Répondre aux défis de l’industrie du futur en proposant aux industriels une offre globale alliant développements sur l’ensemble de la chaîne de valeur et intégration industrielle dans un parcours sécurisé : c’est l’objectif que s’est fixé le Cetim en lançant, en novembre 2017, sa plateforme M-I3D, à Saint-Etienne (Loire). Celle-ci est dotée d’une machine développée par le constructeur suédois Digital Metal, l’une des toutes premières utilisées en France. Cette technologie de fabrication additive Metal Binder présente « de nombreux avantages pour la production de pièces de petites tailles », souligne le Cetim.

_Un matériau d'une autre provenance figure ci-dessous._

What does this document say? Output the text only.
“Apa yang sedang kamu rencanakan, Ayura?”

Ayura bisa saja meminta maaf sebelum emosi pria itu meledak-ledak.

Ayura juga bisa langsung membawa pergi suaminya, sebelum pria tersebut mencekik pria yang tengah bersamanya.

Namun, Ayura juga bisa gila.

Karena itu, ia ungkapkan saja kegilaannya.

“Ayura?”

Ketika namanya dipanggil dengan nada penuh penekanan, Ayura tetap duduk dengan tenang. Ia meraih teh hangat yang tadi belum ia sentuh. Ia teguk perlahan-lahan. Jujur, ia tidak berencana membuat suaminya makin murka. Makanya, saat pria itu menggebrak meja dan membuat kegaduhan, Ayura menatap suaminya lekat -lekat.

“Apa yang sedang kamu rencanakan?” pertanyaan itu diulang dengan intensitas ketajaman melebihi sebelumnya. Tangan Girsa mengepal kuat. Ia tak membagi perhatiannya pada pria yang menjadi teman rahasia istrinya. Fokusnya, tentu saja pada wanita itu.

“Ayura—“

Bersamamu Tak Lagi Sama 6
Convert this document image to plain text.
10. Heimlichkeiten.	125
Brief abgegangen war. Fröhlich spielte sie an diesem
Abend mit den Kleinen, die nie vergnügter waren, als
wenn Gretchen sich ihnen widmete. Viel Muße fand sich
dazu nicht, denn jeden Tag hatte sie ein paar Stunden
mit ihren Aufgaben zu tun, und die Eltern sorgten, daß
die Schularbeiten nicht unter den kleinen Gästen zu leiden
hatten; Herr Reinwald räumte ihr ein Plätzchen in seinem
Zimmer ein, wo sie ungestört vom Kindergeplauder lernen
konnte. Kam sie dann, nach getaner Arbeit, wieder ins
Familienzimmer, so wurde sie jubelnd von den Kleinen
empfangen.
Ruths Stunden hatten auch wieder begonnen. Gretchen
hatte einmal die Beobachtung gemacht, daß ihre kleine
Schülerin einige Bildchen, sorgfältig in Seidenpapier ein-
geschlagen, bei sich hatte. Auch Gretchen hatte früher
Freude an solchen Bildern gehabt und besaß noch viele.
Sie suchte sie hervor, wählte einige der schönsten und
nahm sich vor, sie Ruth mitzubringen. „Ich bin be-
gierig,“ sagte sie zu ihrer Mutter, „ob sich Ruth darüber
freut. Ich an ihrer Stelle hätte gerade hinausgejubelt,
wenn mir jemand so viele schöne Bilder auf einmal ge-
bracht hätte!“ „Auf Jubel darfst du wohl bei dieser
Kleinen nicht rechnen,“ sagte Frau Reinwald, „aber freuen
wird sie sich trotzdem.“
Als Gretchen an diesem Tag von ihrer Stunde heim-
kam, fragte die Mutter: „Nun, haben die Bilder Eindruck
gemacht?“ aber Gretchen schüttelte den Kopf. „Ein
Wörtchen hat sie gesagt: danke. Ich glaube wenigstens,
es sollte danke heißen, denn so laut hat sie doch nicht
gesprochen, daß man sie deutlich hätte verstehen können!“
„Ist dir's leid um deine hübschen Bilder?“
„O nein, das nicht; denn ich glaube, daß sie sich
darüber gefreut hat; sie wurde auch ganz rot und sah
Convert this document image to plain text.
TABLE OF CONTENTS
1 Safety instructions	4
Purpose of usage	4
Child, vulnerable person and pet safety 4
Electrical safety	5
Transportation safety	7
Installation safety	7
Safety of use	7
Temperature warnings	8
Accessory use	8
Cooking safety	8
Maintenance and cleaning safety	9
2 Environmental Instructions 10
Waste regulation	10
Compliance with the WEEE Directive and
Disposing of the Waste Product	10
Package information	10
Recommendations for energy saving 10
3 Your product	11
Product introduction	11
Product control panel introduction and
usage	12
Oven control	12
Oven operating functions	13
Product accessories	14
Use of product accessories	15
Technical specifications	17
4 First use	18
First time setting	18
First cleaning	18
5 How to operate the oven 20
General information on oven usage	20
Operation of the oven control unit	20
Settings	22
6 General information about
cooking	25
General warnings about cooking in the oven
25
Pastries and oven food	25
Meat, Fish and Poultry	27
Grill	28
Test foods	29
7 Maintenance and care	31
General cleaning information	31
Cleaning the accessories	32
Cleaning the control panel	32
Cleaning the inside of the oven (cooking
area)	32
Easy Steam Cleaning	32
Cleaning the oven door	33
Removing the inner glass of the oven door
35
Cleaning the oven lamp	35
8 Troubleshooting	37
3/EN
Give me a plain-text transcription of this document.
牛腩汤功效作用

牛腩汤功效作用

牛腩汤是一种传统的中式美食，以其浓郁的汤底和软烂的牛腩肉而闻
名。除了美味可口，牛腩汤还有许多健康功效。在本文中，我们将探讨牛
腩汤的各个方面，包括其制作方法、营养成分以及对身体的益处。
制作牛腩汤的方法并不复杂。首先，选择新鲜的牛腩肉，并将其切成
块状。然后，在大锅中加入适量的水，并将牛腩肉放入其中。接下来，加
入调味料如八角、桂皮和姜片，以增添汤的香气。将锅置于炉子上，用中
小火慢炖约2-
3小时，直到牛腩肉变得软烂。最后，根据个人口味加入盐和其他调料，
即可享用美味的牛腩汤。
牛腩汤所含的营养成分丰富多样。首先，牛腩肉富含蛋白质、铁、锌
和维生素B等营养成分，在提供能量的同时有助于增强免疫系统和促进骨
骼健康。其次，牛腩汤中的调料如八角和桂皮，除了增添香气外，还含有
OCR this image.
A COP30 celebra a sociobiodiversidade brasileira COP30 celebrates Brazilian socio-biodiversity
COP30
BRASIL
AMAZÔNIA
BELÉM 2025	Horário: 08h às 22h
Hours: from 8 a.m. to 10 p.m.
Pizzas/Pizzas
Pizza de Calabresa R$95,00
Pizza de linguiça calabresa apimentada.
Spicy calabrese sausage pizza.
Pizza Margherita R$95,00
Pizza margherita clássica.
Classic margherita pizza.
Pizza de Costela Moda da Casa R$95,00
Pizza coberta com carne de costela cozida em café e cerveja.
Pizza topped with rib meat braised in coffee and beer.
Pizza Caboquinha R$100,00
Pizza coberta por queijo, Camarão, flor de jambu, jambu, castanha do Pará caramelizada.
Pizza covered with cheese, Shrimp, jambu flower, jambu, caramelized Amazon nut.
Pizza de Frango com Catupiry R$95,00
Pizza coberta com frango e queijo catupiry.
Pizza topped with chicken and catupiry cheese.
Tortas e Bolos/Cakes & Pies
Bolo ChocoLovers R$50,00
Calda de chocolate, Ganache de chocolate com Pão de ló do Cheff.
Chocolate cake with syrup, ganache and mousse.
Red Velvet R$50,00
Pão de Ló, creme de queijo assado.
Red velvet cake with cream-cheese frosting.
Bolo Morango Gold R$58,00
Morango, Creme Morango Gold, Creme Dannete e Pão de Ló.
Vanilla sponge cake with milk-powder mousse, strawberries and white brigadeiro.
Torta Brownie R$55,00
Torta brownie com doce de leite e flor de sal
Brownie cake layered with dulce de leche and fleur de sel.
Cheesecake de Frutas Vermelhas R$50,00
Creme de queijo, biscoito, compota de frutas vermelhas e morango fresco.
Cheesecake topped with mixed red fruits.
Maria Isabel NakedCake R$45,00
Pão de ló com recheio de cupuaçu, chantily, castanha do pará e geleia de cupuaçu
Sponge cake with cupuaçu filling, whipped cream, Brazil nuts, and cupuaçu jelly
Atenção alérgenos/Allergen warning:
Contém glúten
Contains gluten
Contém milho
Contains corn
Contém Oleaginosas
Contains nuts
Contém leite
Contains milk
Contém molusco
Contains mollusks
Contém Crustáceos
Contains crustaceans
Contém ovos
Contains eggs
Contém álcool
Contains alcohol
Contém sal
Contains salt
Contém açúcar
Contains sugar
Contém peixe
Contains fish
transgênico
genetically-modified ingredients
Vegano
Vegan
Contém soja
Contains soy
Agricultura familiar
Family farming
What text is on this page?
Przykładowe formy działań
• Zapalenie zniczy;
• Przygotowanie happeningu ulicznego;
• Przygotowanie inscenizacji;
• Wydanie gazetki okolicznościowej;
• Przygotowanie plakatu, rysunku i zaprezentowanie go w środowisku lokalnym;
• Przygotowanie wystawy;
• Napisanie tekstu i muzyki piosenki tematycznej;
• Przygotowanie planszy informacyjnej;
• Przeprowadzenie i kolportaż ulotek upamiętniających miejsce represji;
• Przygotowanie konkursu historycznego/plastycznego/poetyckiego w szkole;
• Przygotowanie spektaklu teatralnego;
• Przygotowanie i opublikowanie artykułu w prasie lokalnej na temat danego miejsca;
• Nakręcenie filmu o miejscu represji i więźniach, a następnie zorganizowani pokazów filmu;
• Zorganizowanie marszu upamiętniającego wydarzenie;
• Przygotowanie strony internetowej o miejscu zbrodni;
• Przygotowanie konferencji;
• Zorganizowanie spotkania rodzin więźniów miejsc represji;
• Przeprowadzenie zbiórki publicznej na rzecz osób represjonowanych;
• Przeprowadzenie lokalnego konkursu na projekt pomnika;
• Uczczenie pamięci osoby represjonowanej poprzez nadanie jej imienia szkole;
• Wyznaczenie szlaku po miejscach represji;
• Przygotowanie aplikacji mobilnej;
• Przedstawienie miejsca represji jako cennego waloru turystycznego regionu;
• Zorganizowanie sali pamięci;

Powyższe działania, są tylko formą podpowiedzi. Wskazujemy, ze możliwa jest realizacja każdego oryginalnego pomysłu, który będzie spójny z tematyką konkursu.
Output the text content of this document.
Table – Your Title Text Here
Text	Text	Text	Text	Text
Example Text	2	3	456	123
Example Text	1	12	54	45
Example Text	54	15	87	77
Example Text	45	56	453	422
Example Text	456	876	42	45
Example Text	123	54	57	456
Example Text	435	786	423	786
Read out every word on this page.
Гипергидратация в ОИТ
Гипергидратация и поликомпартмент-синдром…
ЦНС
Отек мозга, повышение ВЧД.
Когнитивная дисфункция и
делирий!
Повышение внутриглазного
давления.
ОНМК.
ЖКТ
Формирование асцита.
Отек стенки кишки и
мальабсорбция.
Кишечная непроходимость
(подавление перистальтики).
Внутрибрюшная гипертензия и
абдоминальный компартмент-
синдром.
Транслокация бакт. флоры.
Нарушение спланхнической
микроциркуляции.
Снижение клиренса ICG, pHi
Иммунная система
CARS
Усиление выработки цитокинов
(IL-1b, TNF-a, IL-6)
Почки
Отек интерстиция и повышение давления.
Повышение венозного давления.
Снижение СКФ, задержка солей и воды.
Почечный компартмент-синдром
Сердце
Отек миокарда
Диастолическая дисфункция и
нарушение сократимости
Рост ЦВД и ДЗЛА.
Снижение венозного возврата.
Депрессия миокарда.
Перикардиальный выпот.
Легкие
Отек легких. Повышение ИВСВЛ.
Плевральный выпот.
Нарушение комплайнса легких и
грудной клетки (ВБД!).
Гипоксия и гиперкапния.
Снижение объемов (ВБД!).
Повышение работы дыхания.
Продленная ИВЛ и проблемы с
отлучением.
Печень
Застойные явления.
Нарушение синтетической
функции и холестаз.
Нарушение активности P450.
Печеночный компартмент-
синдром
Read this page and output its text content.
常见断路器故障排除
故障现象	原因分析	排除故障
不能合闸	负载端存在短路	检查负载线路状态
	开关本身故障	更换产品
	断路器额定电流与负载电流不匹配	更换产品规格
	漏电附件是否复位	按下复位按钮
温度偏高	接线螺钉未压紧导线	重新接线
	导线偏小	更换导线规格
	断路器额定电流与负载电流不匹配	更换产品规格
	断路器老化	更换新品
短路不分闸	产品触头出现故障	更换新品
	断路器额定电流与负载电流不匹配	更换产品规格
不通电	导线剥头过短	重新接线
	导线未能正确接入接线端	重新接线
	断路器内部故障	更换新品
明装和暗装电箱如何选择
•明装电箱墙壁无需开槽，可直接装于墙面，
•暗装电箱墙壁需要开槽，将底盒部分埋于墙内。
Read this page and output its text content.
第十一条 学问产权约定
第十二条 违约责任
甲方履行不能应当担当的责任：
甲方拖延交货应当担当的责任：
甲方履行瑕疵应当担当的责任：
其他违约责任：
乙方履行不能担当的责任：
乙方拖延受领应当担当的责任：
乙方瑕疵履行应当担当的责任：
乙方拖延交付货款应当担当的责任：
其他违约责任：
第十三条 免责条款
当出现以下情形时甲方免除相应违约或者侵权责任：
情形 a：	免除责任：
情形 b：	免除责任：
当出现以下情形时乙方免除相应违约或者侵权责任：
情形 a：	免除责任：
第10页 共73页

Une nouvelle opportunité pour les entreprises, selon le Centre technique des industries mécaniques, de découvrir les atouts de ce procédé alternatif à ceux déjà utilisés dans la fabrication additive métallique : pas de support, état de surface et finesse améliorés, coût de fabrication en baisse… Pour le Cetim, cette nouvelle technologie doit, à terme, emmener la fabrication additive métallique vers une production en série. Pour cela, elle présente plusieurs avantages par rapport à la fusion laser. « Ainsi, l’impression 3D métal permet la fabrication d’une plus grande quantité dans le même lot. Si l’on y ajoute des temps de cycle plus courts, la productivité s’en trouve sensiblement accrue. L’idéal pour la fabrication de petites pièces complexes », explique l’institut technologique labellisé Carnot.
« Relocaliser en France »
Technologie innovante, la fabrication additive est utilisée de plus en plus fréquemment dans le monde de l’industrie, notamment par les secteurs de l’outillage, du médical et de l’aéronautique. Le terme regroupe l’ensemble des procédés permettant de fabriquer, couche après couche et par ajout de matière, un objet à partir de logiciels de conception assistée par ordinateur (CAO). Cette nouvelle manière de produire des pièces ou objets permet ainsi de créer toutes les formes souhaitées, et surtout de réaliser des maquettes et des prototypes de géométries complexes et personnalisées. Considérée comme l’une des grandes mutations de ce début de XXIe siècle en matière de production industrielle, la fabrication additive offre d’importants gains de temps et la possibilité de réaliser des composants inaccessibles à l’usinage traditionnel. « Ainsi la fabrication d’outillages à partir des techniques de fabrication additive présente un intérêt réel, elle apporte des avantages techniques et économiques majeurs, à même de pouvoir relocaliser en France ces activités délocalisées dans les pays low cost ces dix dernières années », indique le Cetim.